When Attorney-General Roxon handballed the issue of data retention to the Joint Committee on Intelligence and Security last year, she was looking for political cover. This was legislation her department had – we later learnt – already begun preparing, after an extensive industry consultation process. Rather than taking a decision to press ahead, Roxon invited the committee to conduct an inquiry into the proposal and offer its own view, in effect outsourcing the decision.

A year later, the Committee has declined her invitation and handballed the issue right back to the government and Roxon’s successor, Mark Dreyfus: if the government wants data retention, the committee says, then here is a model of what a scheme should look like — but it’s a decision for government.

It’s a defeat for the Attorney-General’s Department, which was not merely severely upbraided by committee chairman Anthony Byrne in the report forward, but which has had to watch a data retention scheme (which it strongly supports) delayed at least until 2014, with Mark Dreyfus responding to the report by ruling out a scheme for the time being. Moreover, the committee has laid the basis for a minimalist scheme – one limited to meta-data, and where meta-data can’t be extracted from content data, it won’t be stored. Internet browsing data of any kind won’t be stored. Storage will be left to industry, but with government funding the cost. And there’ll be audits to check content data isn’t being caught, as well as oversight of access by the Inspector-General of Intelligence and Security and ombudsmen.

If a government decides in the future that it wants data retention, it will have to explain why it wants a broader scheme than the one the committee described.

It’s a stinging rebuke, says Greens senator Scott Ludlam. “The Government now should announce it has learned its lesson and drop the policy once and for all.” But Ludlam is critical of the report’s failure to address the Edward Snowden revelations. “The report is notably silent on the PRISM scandal which blew up after the committee had concluded taking evidence. The possibility of large-scale warrantless surveillance over Australian citizens is absent from this report. Instead, the bulk of the report is concerned with the minutiae of surveillance regulations in Australia which may have been rendered wholly redundant by transfers of data from the US.”
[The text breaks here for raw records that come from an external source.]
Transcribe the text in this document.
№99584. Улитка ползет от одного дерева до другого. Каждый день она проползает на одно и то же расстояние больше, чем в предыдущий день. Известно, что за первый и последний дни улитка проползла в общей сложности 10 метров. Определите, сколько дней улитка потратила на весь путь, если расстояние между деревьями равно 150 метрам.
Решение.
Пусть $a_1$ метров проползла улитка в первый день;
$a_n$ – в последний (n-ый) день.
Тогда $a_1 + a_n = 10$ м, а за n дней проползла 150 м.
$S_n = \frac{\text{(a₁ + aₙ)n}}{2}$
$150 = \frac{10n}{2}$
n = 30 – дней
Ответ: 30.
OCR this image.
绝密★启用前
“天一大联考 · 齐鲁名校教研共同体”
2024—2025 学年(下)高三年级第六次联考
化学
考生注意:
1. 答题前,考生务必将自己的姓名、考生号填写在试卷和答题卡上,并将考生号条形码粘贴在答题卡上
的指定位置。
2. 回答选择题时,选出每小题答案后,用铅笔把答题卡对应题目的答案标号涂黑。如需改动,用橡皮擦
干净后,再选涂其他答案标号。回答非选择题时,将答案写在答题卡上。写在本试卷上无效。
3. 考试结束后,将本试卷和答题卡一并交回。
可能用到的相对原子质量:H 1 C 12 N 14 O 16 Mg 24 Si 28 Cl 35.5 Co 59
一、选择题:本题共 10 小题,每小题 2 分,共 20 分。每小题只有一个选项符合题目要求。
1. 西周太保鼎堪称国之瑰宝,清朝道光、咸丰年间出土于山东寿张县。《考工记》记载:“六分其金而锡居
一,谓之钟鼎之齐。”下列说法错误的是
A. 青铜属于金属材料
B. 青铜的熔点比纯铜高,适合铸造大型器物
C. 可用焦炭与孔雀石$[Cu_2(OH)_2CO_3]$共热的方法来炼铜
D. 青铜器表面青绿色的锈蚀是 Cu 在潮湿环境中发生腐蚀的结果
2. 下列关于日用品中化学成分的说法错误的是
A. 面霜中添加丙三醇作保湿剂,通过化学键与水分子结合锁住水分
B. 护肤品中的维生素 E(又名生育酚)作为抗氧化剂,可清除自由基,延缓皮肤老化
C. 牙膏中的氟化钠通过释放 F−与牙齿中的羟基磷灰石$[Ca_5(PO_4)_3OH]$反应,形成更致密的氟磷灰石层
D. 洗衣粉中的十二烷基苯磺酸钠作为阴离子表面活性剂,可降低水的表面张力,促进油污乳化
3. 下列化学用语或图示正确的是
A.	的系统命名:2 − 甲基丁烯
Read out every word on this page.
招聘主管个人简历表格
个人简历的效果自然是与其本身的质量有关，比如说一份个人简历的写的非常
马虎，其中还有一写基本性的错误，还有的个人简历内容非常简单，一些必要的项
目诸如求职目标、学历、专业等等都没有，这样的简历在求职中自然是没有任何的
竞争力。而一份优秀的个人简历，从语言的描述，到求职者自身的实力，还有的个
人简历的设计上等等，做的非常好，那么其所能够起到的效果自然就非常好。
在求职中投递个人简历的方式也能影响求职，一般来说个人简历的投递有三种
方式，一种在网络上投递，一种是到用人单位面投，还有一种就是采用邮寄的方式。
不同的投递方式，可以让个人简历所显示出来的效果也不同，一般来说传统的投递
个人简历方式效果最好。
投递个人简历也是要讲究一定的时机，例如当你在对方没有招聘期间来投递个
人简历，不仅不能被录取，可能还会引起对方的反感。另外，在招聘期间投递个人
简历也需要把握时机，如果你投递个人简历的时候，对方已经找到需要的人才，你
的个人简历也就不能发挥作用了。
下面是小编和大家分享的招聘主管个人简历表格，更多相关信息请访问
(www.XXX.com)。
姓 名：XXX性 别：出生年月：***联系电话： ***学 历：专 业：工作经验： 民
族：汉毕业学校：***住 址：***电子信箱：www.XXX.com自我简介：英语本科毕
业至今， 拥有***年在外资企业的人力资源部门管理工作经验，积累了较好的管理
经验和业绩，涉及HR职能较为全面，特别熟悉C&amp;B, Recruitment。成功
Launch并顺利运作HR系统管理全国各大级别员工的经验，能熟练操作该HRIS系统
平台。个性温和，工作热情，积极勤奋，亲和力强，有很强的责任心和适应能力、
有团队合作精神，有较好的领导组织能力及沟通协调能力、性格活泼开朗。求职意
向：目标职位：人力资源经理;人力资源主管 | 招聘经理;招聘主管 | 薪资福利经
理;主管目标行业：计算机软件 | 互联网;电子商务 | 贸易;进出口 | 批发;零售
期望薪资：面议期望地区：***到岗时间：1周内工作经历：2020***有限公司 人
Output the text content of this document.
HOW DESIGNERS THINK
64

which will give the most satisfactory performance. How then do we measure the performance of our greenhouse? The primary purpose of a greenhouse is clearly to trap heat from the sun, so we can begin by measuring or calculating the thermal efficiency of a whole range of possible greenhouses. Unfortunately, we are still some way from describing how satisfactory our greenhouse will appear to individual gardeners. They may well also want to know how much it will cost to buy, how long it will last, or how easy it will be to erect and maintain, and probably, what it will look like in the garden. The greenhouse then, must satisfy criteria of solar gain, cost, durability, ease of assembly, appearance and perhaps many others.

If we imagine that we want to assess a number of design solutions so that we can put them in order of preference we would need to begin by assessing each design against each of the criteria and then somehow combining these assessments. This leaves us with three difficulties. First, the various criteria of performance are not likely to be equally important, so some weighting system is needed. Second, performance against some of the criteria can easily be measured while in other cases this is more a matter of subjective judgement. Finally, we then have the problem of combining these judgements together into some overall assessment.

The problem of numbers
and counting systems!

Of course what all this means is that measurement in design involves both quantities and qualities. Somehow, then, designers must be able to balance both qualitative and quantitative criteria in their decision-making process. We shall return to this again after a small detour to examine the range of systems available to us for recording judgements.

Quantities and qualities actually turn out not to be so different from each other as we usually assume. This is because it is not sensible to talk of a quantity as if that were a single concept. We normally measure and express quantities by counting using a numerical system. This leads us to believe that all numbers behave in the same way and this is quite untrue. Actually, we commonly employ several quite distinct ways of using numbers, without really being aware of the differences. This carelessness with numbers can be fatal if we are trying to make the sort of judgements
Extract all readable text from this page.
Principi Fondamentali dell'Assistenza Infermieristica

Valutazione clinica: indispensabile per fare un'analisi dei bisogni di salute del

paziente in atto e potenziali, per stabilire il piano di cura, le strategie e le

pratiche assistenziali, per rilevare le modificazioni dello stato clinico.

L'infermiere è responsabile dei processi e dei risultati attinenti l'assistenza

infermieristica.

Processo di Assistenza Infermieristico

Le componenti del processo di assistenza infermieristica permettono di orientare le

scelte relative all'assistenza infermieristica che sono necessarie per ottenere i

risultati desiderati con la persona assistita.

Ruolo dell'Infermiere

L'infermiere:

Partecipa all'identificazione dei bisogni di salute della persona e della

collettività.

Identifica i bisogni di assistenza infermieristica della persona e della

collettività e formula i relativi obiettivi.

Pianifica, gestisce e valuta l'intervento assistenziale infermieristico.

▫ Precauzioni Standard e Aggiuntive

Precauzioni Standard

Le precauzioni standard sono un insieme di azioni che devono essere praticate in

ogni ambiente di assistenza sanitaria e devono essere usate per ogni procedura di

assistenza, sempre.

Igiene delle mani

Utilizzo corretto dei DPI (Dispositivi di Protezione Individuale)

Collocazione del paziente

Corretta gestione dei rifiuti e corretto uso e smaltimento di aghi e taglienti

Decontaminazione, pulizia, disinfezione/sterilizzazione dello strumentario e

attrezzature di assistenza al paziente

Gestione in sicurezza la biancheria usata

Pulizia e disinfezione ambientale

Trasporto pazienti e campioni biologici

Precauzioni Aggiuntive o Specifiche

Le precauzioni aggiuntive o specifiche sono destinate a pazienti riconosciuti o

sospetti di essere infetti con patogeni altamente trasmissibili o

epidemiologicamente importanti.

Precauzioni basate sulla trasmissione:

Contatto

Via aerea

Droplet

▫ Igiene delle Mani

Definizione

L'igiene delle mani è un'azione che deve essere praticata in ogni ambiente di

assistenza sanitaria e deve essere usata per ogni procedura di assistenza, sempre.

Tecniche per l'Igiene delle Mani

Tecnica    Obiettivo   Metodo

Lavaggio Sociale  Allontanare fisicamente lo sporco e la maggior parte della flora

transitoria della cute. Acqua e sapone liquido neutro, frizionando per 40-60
Some might complain that in ducking a recommendation for or against data retention, it squibbed it. It was apparent during hearings, however, that there were differing views among members on data retention. The committee has a strong tradition of unanimous reports, one continued with this one. And more to the point, it was Roxon who originally squibbed it; the Committee has merely declined to take the responsibility Roxon sought to push onto it. The Committee doesn’t have access to operational reports from agencies, it is not involved in the minutiae of intelligence gathering as the Attorney-General and her counterparts on the National Security Committee of Cabinet are. It is not the government.

But some credit must be given to Roxon: even if inadvertently, she generated a significant debate about data retention and other issues around national security legislation. And she commenced a process that has seen her department exposed to scrutiny and given an absolute bollocking by the committee – rarely has any department been so mauled by a parliamentary committee controlled by the government as this report does. That’s the real benefit to emerge from this nearly-year long, very complex inquiry.

Committee chairman Anthony Byrne says he wants the debate on national security that the inquiry established to continue. “The process of updating national security legislation certainly isn’t finished, it will be ongoing. I want the dialogue we’ve started to build between the committee, national security agencies, civil liberties groups and online activists to continue.” And Byrne rejects the idea that critics of national security legislation are less interested in safety and security than advocates. “People trying to protect online freedom are no less interested in protecting the community than intelligence agencies or police forces. It’s important for their views to continue to be heard and I’m committed to that.”

It’s a dreadful outcome for a department that developed an entire data retention régime in secret. But at a time when the price of national security secrecy has been on painful display in the United States, it’s a strong outcome for greater accountability and transparency for national security laws.